Moving Backwards In Time

17 06 2008

Only in Hollywood.

The Hollywood Reporter, in an article by Shannon L. Bowen, called “What Women Want,” talks about the organization Women In Film, which is handing out awards this week for… well… great women in filmmaking.

But here was the leading paragraph, excerpted for my sanity:

“Of the 176 nominations for the 80th Annual Academy Awards, 43 (24%) went to women [Norman aside — presumably this includes the Best Ac t… Women In Film celebrated the accomplishments accordingly. [It] threw its first Oscar party in February.

Now, aside from the cliché if Hollywood throwing a party whenever someone sneezes, the truly astounding thing for me about the article is that an organization entitled Women In Film, which I assume represent the 50% of the American population with two X chromosomes, is happy when less than half of that percentage is given awards.
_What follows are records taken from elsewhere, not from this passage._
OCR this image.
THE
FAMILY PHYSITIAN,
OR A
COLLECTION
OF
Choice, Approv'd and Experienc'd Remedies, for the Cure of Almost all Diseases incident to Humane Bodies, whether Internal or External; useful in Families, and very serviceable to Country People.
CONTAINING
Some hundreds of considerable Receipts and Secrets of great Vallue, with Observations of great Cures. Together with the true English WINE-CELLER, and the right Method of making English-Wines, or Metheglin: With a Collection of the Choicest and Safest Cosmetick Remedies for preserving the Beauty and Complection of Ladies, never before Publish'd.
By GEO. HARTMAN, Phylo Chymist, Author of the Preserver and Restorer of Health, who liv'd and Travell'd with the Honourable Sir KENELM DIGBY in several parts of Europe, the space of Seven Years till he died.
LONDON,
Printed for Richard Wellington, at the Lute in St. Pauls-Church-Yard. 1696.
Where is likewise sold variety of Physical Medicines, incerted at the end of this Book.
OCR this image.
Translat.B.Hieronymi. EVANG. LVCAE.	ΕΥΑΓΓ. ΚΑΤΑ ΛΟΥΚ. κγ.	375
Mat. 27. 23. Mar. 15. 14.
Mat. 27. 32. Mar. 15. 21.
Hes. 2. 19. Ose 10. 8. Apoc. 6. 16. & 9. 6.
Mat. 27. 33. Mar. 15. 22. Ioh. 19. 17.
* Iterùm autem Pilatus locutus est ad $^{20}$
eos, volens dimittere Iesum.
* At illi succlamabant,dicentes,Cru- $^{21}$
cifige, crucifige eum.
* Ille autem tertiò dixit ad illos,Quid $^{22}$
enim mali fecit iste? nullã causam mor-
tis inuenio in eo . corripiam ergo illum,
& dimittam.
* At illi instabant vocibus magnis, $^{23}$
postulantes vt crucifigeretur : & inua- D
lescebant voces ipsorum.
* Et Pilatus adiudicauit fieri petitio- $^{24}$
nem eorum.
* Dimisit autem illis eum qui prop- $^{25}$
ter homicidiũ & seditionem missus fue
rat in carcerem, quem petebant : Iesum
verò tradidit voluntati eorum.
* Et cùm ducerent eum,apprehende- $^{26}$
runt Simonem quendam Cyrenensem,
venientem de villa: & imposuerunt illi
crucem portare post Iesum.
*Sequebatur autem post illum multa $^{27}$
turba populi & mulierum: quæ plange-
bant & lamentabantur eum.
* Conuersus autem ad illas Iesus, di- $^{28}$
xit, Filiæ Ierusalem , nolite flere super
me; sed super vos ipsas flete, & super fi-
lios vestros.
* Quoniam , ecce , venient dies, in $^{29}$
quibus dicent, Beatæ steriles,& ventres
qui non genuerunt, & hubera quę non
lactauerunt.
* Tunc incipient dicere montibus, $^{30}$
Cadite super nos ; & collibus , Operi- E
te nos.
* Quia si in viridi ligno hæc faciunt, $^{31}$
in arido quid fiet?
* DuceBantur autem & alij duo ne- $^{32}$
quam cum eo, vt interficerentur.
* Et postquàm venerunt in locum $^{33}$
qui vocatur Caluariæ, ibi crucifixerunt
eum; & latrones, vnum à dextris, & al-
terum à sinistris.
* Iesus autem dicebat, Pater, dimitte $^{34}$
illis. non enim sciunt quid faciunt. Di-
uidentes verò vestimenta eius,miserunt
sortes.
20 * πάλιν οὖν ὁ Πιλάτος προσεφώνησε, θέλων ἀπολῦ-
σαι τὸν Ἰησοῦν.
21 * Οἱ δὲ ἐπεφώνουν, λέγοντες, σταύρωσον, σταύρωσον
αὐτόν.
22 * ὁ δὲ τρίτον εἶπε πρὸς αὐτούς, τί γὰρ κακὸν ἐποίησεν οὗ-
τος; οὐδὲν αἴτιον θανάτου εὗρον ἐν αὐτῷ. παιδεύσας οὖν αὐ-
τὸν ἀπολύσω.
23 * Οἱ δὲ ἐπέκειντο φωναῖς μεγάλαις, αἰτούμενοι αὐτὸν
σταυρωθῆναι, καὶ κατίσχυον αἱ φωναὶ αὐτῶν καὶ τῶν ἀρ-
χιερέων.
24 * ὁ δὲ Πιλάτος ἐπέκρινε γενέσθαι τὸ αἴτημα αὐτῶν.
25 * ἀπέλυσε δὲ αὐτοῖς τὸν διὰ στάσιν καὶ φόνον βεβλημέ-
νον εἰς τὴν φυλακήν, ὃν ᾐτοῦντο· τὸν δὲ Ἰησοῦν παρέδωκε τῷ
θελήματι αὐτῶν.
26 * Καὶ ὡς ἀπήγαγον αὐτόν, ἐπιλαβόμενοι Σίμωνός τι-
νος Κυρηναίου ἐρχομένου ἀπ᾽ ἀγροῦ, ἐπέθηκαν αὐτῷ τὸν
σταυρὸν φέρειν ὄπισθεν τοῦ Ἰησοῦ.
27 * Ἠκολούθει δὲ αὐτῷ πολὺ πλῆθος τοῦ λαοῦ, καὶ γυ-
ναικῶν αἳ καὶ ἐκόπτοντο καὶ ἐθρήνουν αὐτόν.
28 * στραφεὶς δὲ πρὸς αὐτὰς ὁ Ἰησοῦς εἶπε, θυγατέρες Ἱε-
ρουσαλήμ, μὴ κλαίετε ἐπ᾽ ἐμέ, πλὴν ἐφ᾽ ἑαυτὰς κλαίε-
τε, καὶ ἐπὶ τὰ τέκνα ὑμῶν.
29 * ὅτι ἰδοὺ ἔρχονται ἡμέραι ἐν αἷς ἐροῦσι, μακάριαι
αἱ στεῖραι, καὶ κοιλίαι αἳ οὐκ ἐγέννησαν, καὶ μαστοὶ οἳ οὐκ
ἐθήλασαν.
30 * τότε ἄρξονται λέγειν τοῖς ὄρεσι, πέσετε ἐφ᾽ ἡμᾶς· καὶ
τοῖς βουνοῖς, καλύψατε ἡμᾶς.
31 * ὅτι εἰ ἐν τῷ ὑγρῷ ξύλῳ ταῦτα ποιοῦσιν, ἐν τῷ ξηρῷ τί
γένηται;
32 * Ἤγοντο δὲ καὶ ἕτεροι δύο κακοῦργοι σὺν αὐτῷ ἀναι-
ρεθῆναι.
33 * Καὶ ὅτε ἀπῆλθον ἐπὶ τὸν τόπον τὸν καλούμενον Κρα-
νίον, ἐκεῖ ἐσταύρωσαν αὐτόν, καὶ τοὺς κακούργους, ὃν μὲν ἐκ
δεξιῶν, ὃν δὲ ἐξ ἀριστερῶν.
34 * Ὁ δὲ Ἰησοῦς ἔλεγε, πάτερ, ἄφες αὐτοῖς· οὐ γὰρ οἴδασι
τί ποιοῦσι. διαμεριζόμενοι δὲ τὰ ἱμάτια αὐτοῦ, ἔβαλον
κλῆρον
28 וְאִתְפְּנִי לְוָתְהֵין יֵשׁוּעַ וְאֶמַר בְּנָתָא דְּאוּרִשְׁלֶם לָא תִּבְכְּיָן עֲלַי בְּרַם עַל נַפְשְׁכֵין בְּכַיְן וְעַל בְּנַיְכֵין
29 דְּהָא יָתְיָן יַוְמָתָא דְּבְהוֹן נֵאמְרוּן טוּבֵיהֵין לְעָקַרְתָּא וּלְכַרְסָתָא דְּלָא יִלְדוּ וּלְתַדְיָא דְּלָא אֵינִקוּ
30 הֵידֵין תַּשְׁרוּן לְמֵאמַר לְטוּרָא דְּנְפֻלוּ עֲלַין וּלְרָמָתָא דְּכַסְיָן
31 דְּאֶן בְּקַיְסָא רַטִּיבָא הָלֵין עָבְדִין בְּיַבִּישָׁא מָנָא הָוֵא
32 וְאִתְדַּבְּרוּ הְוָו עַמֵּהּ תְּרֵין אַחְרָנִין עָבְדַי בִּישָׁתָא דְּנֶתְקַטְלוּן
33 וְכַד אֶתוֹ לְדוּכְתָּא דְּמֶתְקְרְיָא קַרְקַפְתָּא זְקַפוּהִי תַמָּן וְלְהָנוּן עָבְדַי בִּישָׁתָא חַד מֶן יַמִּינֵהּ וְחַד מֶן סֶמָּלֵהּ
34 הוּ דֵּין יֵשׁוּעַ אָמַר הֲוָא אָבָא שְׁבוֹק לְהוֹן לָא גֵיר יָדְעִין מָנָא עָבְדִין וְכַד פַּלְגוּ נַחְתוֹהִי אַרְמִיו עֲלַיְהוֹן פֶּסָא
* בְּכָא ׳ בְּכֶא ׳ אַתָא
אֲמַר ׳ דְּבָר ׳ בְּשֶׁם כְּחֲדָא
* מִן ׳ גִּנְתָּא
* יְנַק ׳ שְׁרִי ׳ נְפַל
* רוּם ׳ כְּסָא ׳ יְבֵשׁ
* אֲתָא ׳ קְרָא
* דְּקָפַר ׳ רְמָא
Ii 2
The truly scary thing is a study that accompanied the article, and which you can download from the website of TRACTION — which bills itself as “The magazine for and by women in the ‘industry’.” The study compares the percentage of women in various film professions over the last ten years.  The results are not good.

The chart, which you can see by clicking on its min-version up on the right-hand side of this post, shows that among the six categories — directors, writers, executive producers, producers, editors and cinematographers — not a single one showed an increase in the percentage of women receiving credits on films since 1998. At this stage only 2% of cinematographers are women, 6% of directors, 10% writers, 17% editors, and 14% and 22% were executive producers and producers. This is down anywhere from two to four percent per category since 1998.

What the hell is going on here?

I’ve heard so much about the “democratization of the media” but that seems to be only for men, and white men at that.  In the Digital 100 in the Hollywood Reporter a few weeks ago, you had to dig down to number 20 or so before you found a woman.

Perhaps it is the sample that the Reporter uses — mainstream media (the study I mentioned analyzed crew lists from the top 250 domestic grossing films of 2007). And we shouldn’t be surprised that the mainstream is more sexist.

But, as small as the percentage is, it’s the downward trend that freaks me out.

I look around in the editing world and realize that I’m surrounded by mostly white males. Then I look at the student body at the USC film school which is about 40% women.  Where are they all going to do?  I have had hopes that they would begin to push up the employment numbers, but that doesn’t seem to be happening.

Three weeks ago, I ran a panel at the USC Women in Cinematic Arts on the future of media. One of the panelists mentioned that there are more women in the New York digital world than out here in California. Perhaps that is part of it. We can certainly point to great women editors — Margaret Booth and Dede Allen are legends in the field.  I’ve worked with Lynzee Klingman, an amazingly talented woman who cut HEARTS AND MINDS and a few of Milos Forman’s films. Anne Coates has cut LAWRENCE OF ARABIA and OUT OF SIGHT.  Sally Menke has cut all of Quentin Tarentino’s films, if I remember correctly.

There are a lot of women in television editing (which is not included in the report, consigning television, as well as women in television, to a back room). It doesn’t seem like editing would only have 17% women.  But, obviously, I’m wrong.

How can we move past this, in the political climate today, where people are losing jobs, not making them

I’d like to know.



2 responses

18 06 2008

How could you miss mentioning Thelma Schoonmaker. This Academy Award-winning film editor edited Raging Bull, The Aviator, Goodfellas, The Last Temptation of Christ, The King of Comedy, After Hours, Casino, Gangs of New York and The Departed. (Thanks Wikipedia.)

Okay, the truth is she was the only female editor I could name off the top of my head 😦



18 06 2008

Damn, you are absolutely right. The odd thing is — I had her listed in the notes that I took for the article before I wrote it!

Thelma is an absurdly talented editor who is always extremely generous and innovative (though she always gives the bulk of the credit to her usual collaborator — Martin Scorsese).

Thelma — apologies.

[Though to be honest, I know that there are a number of other woman editors who I was too stupid to include!]